Au même moment, l’héritier présomptif du duché de Lorraine, René d’Anjou, duc de Bar, cédant à la pression de son beau-frère, Charles II, et de son grand-oncle, le cardinal de Bar, se laisse entraîner à prêter serment de foi et hommage pour ses terres relevant de la couronne de France au roi Henri VI (avril 1429). Tout manquait à la fois !

C’est dans ces circonstances émouvantes que Jeanne se décide.

Sa première démarche avait coïncidé avec l’annonce répandue que Vaucouleurs allait être attaquée ; elle précède la capitulation de Vaucouleurs. Jeanne, renvoyée rudement, comme on le sait, par Robert de Baudricourt, revient à la charge au début de l’année 1429 : c’est quelque temps après la capitulation suspensive. Orléans est assiégée depuis plusieurs mois. Les hostilités vont reprendre avec le printemps. Cette fois, Robert de Baudricourt, se sentant, comme le royaume lui-même, à bout d’espérance, consent à la laisser partir, non sans l’avoir gardée assez longtemps pour prendre sans doute les ordres de la Cour.

Sur l’avis de son parent Lassois qui, pour faciliter le départ de Domremy, l’avait amenée chez lui à Buxey, elle quitte sa cotte rouge, ses pauvres vêtemens de paysanne et revêt un habit d’homme. Baudricourt lui donne un cheval et une épée. Elle part, le 23 février 1429, pour Chinon, bien accompagnée.

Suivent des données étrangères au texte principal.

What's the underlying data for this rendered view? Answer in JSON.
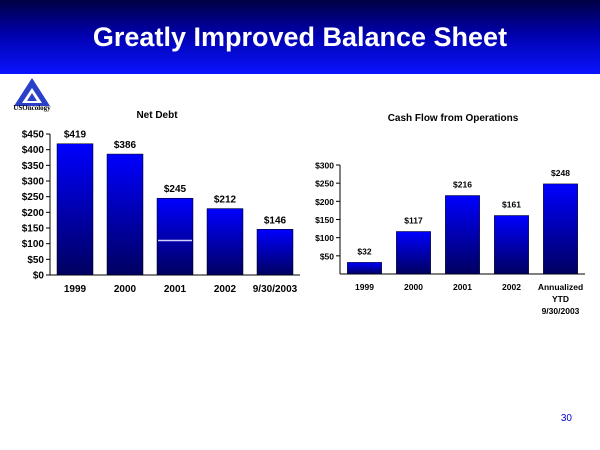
{
  "slide": {
    "title": "Greatly Improved Balance Sheet",
    "logo_text": "USOncology",
    "page_number": "30"
  },
  "colors": {
    "bar_top": "#0000ff",
    "bar_bottom": "#000060",
    "banner_top": "#000044",
    "banner_bottom": "#0a14ff",
    "page_number": "#0000cc"
  },
  "chart_data": [
    {
      "type": "bar",
      "title": "Net Debt",
      "categories": [
        "1999",
        "2000",
        "2001",
        "2002",
        "9/30/2003"
      ],
      "values": [
        419,
        386,
        245,
        212,
        146
      ],
      "data_labels": [
        "$419",
        "$386",
        "$245",
        "$212",
        "$146"
      ],
      "yticks": [
        0,
        50,
        100,
        150,
        200,
        250,
        300,
        350,
        400,
        450
      ],
      "ytick_labels": [
        "$0",
        "$50",
        "$100",
        "$150",
        "$200",
        "$250",
        "$300",
        "$350",
        "$400",
        "$450"
      ],
      "ylim": [
        0,
        450
      ],
      "annotation_line": {
        "category": "2001",
        "value": 110
      },
      "grid": false,
      "legend": "none"
    },
    {
      "type": "bar",
      "title": "Cash Flow from Operations",
      "categories": [
        [
          "1999"
        ],
        [
          "2000"
        ],
        [
          "2001"
        ],
        [
          "2002"
        ],
        [
          "Annualized",
          "YTD",
          "9/30/2003"
        ]
      ],
      "values": [
        32,
        117,
        216,
        161,
        248
      ],
      "data_labels": [
        "$32",
        "$117",
        "$216",
        "$161",
        "$248"
      ],
      "yticks": [
        50,
        100,
        150,
        200,
        250,
        300
      ],
      "ytick_labels": [
        "$50",
        "$100",
        "$150",
        "$200",
        "$250",
        "$300"
      ],
      "ylim": [
        0,
        300
      ],
      "grid": false,
      "legend": "none"
    }
  ]
}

Sa mission ayant cette origine, son propre témoignage doit être rappelé textuellement : « Interrogée, elle reconnaît ensuite que la voix lui disait deux ou trois fois par semaine qu’il fallait qu’elle, Jeanne, partît et vînt en France. Son père ne sut rien de son départ. La voix répétait qu’elle vînt en France ; elle ne pouvait plus tarder où elle était : la voix disait qu’elle ferait lever le siège d’Orléans[1]. La voix disait qu’elle allât à la cité

  1. Il y a ici une certaine incertitude dans la rédaction du greffier ; car Orléans n’était pas assiégée quand la voix conseilla, pour la première fois, à Jeanne d’aller en France.